La Quinta Sezione della Cassazione (sentenza n. 27316/2019) ha accolto il ricorso affermando che “ai sensi degli artt. 578 e 541 comma 1 c.p.p., avendo la sentenza impugnata omesso di pronunziare sulla condanna dell’imputata alla refusione delle spese in suo favore, nonostante l’intervenuta conferma della sentenza di primo grado, il cui decisum conteneva espresse statuizioni di condanna risarcitoria in favore della parte civile, doveva essere disposta la conseguente condanna alla refusione delle spese di costituzione e difesa dalla stessa sostenuta”.

Al riguardo si è già affermato che, in tema di pagamento delle spese processuali in favore della parte civile costituita, attesa la pertinenza di una simile statuizione ad una domanda privatistica innestata nel giudizio penale, il regime adottato dal legislatore in via ordinaria, con il primo comma dell’art. 541 c.p.p. è fondato sul criterio della soccombenza, in analogia con quanto disposto all’art. 91 c.p.c.

La violazione del principio della soccombenza, in ordine al regolamento delle spese da parte del giudice di merito, deve ravvisarsi soltanto nella ipotesi in cui l’imputato sia totalmente vittorioso, nel senso che lo stesso sia stato assolto con formula preclusiva dell’azione civile.
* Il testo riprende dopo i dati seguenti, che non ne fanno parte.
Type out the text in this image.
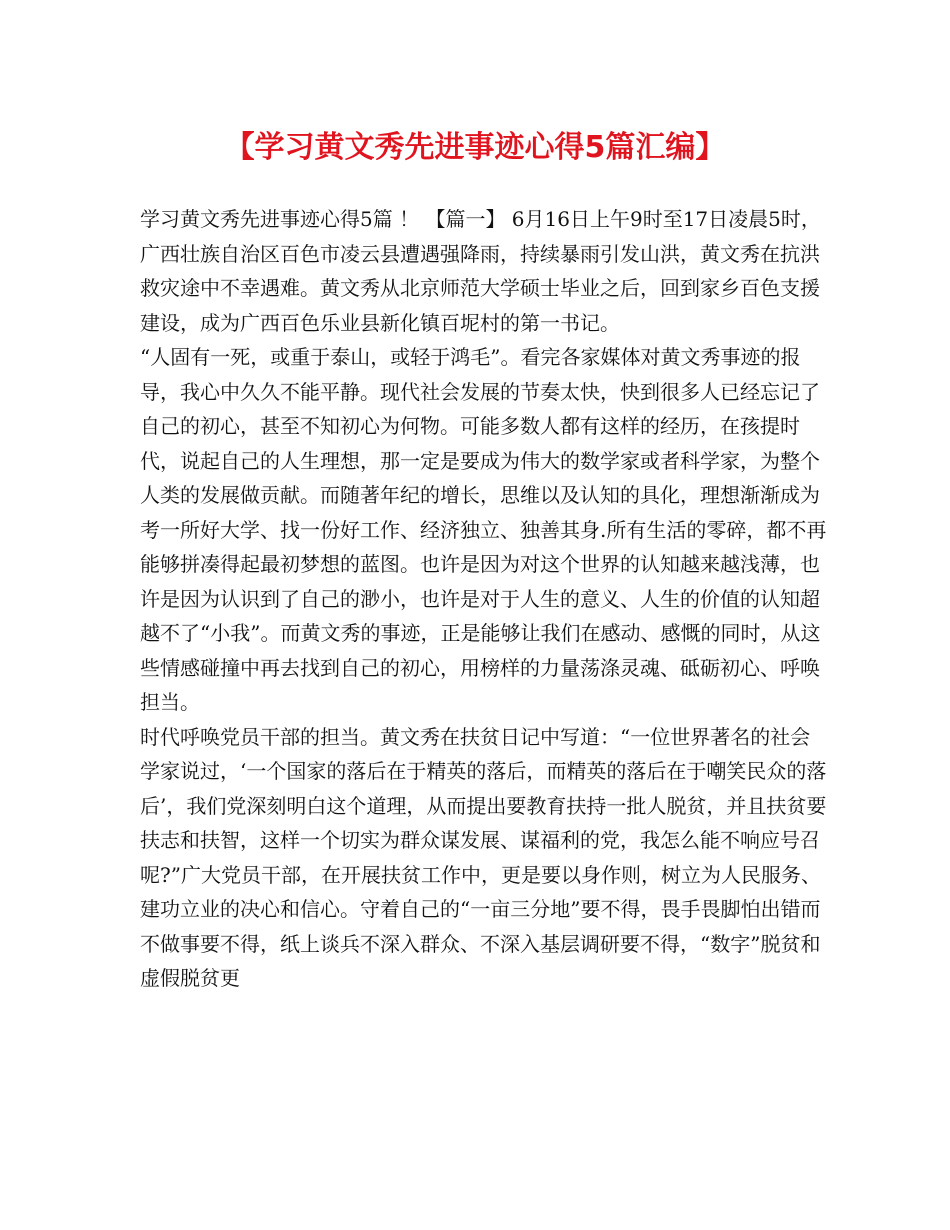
【学习黄文秀先进事迹心得5篇汇编】

学习黄文秀先进事迹心得5篇 ！ 【篇一】 6月16日上午9时至17日凌晨5时，广西壮族自治区百色市凌云县遭遇强降雨，持续暴雨引发山洪，黄文秀在抗洪救灾途中不幸遇难。黄文秀从北京师范大学硕士毕业之后，回到家乡百色支援建设，成为广西百色乐业县新化镇百坭村的第一书记。

“人固有一死，或重于泰山，或轻于鸿毛”。看完各家媒体对黄文秀事迹的报导，我心中久久不能平静。现代社会发展的节奏太快，快到很多人已经忘记了自己的初心，甚至不知初心为何物。可能多数人都有这样的经历，在孩提时代，说起自己的人生理想，那一定是要成为伟大的数学家或者科学家，为整个人类的发展做贡献。而随著年纪的增长，思维以及认知的具化，理想渐渐成为考一所好大学、找一份好工作、经济独立、独善其身.所有生活的零碎，都不再能够拼凑得起最初梦想的蓝图。也许是因为对这个世界的认知越来越浅薄，也许是因为认识到了自己的渺小，也许是对于人生的意义、人生的价值的认知超越不了“小我”。而黄文秀的事迹，正是能够让我们在感动、感慨的同时，从这些情感碰撞中再去找到自己的初心，用榜样的力量荡涤灵魂、砥砺初心、呼唤担当。

时代呼唤党员干部的担当。黄文秀在扶贫日记中写道：“一位世界著名的社会学家说过，‘一个国家的落后在于精英的落后，而精英的落后在于嘲笑民众的落后’，我们党深刻明白这个道理，从而提出要教育扶持一批人脱贫，并且扶贫要扶志和扶智，这样一个切实为群众谋发展、谋福利的党，我怎么能不响应号召呢?”广大党员干部，在开展扶贫工作中，更是要以身作则，树立为人民服务、建功立业的决心和信心。守着自己的“一亩三分地”要不得，畏手畏脚怕出错而不做事要不得，纸上谈兵不深入群众、不深入基层调研要不得，“数字”脱贫和虚假脱贫更
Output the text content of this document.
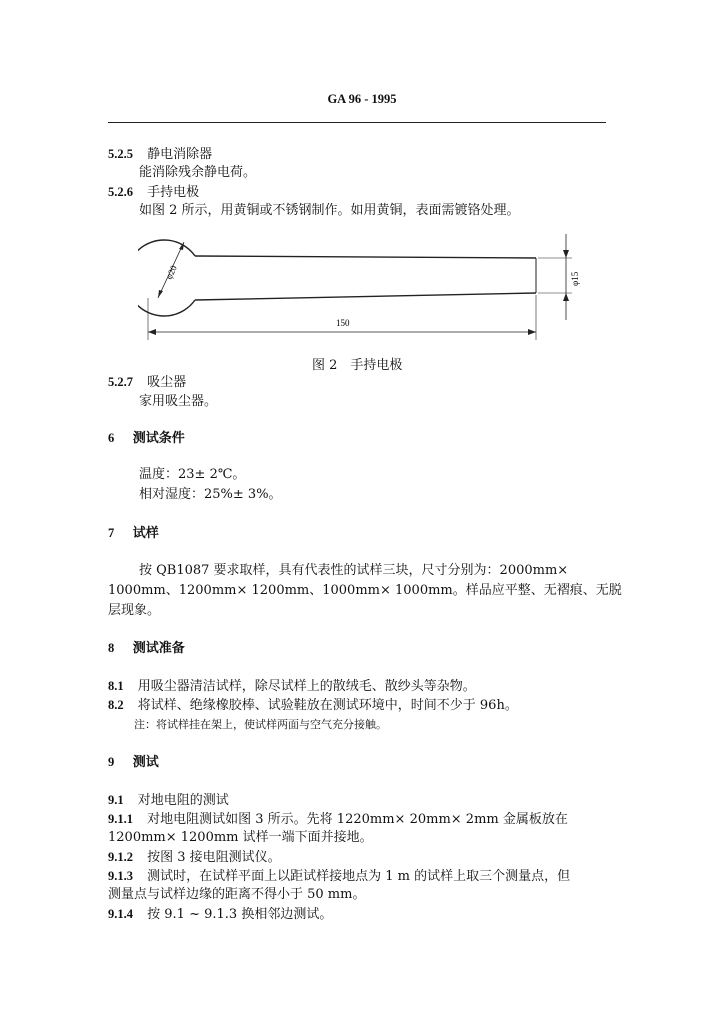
GA 96 - 1995
5.2.5 静电消除器
能消除残余静电荷。
5.2.6 手持电极
如图 2 所示，用黄铜或不锈钢制作。如用黄铜，表面需镀铬处理。
φ20	φ15
150
图 2　手持电极
5.2.7 吸尘器
家用吸尘器。
6 测试条件
温度：23± 2℃。
相对湿度：25%± 3%。
7 试样
按 QB1087 要求取样，具有代表性的试样三块，尺寸分别为：2000mm×
1000mm、1200mm× 1200mm、1000mm× 1000mm。样品应平整、无褶痕、无脱
层现象。
8 测试准备
8.1 用吸尘器清洁试样，除尽试样上的散绒毛、散纱头等杂物。
8.2 将试样、绝缘橡胶棒、试验鞋放在测试环境中，时间不少于 96h。
注：将试样挂在架上，使试样两面与空气充分接触。
9 测试
9.1 对地电阻的测试
9.1.1 对地电阻测试如图 3 所示。先将 1220mm× 20mm× 2mm 金属板放在
1200mm× 1200mm 试样一端下面并接地。
9.1.2 按图 3 接电阻测试仪。
9.1.3 测试时，在试样平面上以距试样接地点为 1 m 的试样上取三个测量点，但
测量点与试样边缘的距离不得小于 50 mm。
9.1.4 按 9.1 ~ 9.1.3 换相邻边测试。
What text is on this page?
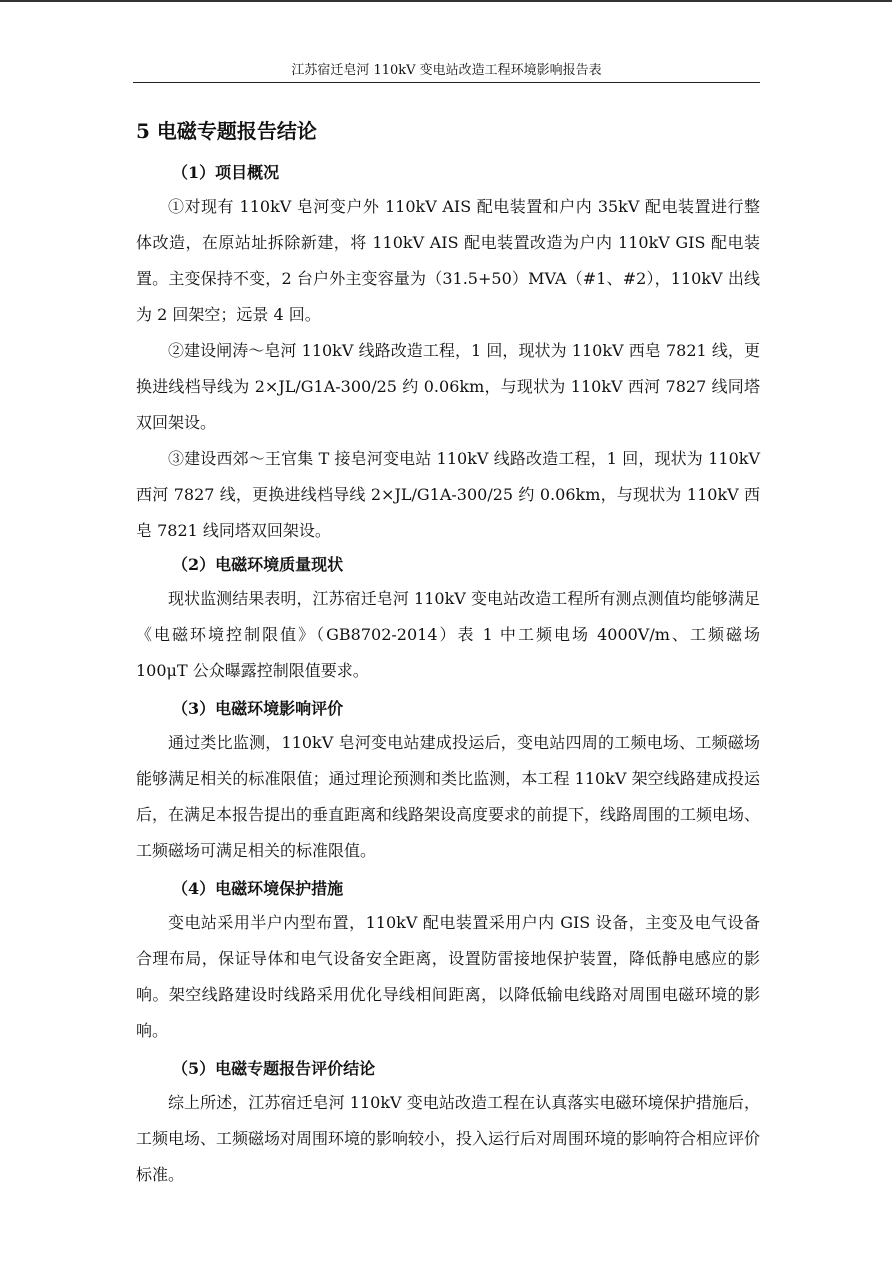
江苏宿迁皂河 110kV 变电站改造工程环境影响报告表
5 电磁专题报告结论
（1）项目概况

①对现有 110kV 皂河变户外 110kV AIS 配电装置和户内 35kV 配电装置进行整体改造，在原站址拆除新建，将 110kV AIS 配电装置改造为户内 110kV GIS 配电装置。主变保持不变，2 台户外主变容量为（31.5+50）MVA（#1、#2），110kV 出线为 2 回架空；远景 4 回。

②建设闸涛～皂河 110kV 线路改造工程，1 回，现状为 110kV 西皂 7821 线，更换进线档导线为 2×JL/G1A-300/25 约 0.06km，与现状为 110kV 西河 7827 线同塔双回架设。

③建设西郊～王官集 T 接皂河变电站 110kV 线路改造工程，1 回，现状为 110kV 西河 7827 线，更换进线档导线 2×JL/G1A-300/25 约 0.06km，与现状为 110kV 西皂 7821 线同塔双回架设。

（2）电磁环境质量现状

现状监测结果表明，江苏宿迁皂河 110kV 变电站改造工程所有测点测值均能够满足《电磁环境控制限值》（GB8702-2014）表 1 中工频电场 4000V/m、工频磁场 100μT 公众曝露控制限值要求。

（3）电磁环境影响评价

通过类比监测，110kV 皂河变电站建成投运后，变电站四周的工频电场、工频磁场能够满足相关的标准限值；通过理论预测和类比监测，本工程 110kV 架空线路建成投运后，在满足本报告提出的垂直距离和线路架设高度要求的前提下，线路周围的工频电场、工频磁场可满足相关的标准限值。

（4）电磁环境保护措施

变电站采用半户内型布置，110kV 配电装置采用户内 GIS 设备，主变及电气设备合理布局，保证导体和电气设备安全距离，设置防雷接地保护装置，降低静电感应的影响。架空线路建设时线路采用优化导线相间距离，以降低输电线路对周围电磁环境的影响。

（5）电磁专题报告评价结论

综上所述，江苏宿迁皂河 110kV 变电站改造工程在认真落实电磁环境保护措施后，工频电场、工频磁场对周围环境的影响较小，投入运行后对周围环境的影响符合相应评价标准。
Prescrizione e soccombenza

L’intervenuta prescrizione dei reati in appello non esclude di per sé, che l’imputato possa egualmente essere condannato al pagamento delle spese processuali, atteso che una tale declaratoria non costituisce indice di soccombenza.

Ed infatti –aggiungono gli Ermellini -, nell’ipotesi di estinzione del reato per prescrizione l’imputato ben può essere ugualmente condannato al pagamento delle spese processuali sostenute dalla parte civile, poiché, come detto, l’unico limite che il giudice incontra è costituito dalla soccombenza della parte civile: solo nel caso in cui la domanda della parte civile sia ritenuta nel merito infondata, il giudice non può condannare l’imputato al pagamento delle spese processuali in suo favore. Una tale conclusione si evince dalla lettura coordinata degli artt. 541, comma 2, 442, comma 2, c.p.p. e 91 c.p.c..

Tale orientamento riguarda comunque l’ipotesi in cui la prescrizione sia intervenuta successivamente alla sentenza di primo grado ed all’affermazione di responsabilità in essa contenuta, che costituiscono il presupposto per l’affermazione di responsabilità civile e per la condanna alle conseguenti statuizioni civili.